Beau Biden’s military experience was among the reasons the president gave for deciding to withdraw all 2,500 U.S. troops remaining in Afghanistan by Sept. 11 in a televised speech before the cemetery visit.
“I’m the first president in 40 years who knows what it means to have a child serving in a war zone,” Biden said, speaking from the Treaty Room at the White House, where President George W. Bush declared the beginning of the war in 2001.
“Throughout this process, my North Star has been remembering what it was like when my late son Beau was deployed to Iraq,” Biden said, and the impact it had on Beau and his family.
Biden said that since he became vice president in 2009, he had carried a card of the exact number of U.S. troops and personnel killed and wounded in Iraq and Afghanistan – 2,488 dead in Afghanistan and 20,722 wounded as of Wednesday.
“Every one of those dead are sacred human beings who left behind entire families,” he said.
The war in Afghanistan began as a search for al Qaeda leader Osama bin Laden after he masterminded the Sept. 11, 2001, attacks on the United States that turned Bush into a war president.
U.S. troop numbers in Afghanistan reached a peak of more than 100,000 in 2011. Afghan security forces are fighting an insurgency by the Islamist Taliban.
A full withdrawal by Sept. 11 made sense, Biden said on Wednesday, because the original mission – getting bin Laden – had been achieved, and Afghanistan was no longer a safe haven for Islamist militants like him.
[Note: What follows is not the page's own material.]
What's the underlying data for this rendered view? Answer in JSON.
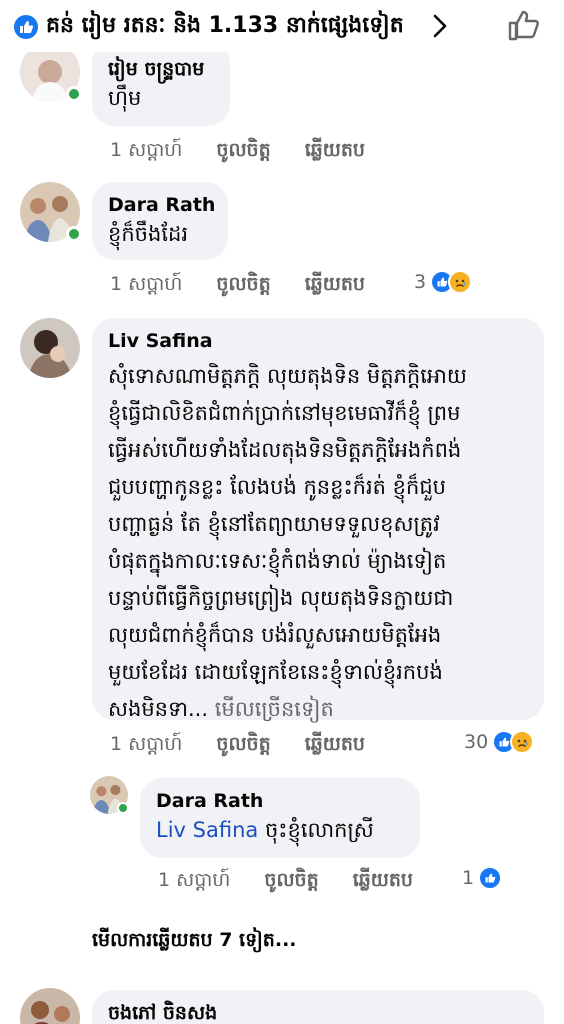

Bin Laden was killed in Pakistan by American forces in 2011.
“We already have service members doing their duty in Afghanistan today whose parents served in the same war. We have service members who were not yet born when our nation was attacked in 9/11,” Biden said in his speech, adding the war was never meant to be a multi-generational affair.
Was it a hard decision? Biden was asked in Arlington.
“No, it wasn’t. To me, it was absolutely clear. Absolutely clear. … From the very beginning, you may recall, I never thought we were there to somehow unify … Afghanistan. It’s never been done. It’s never been done,” he said.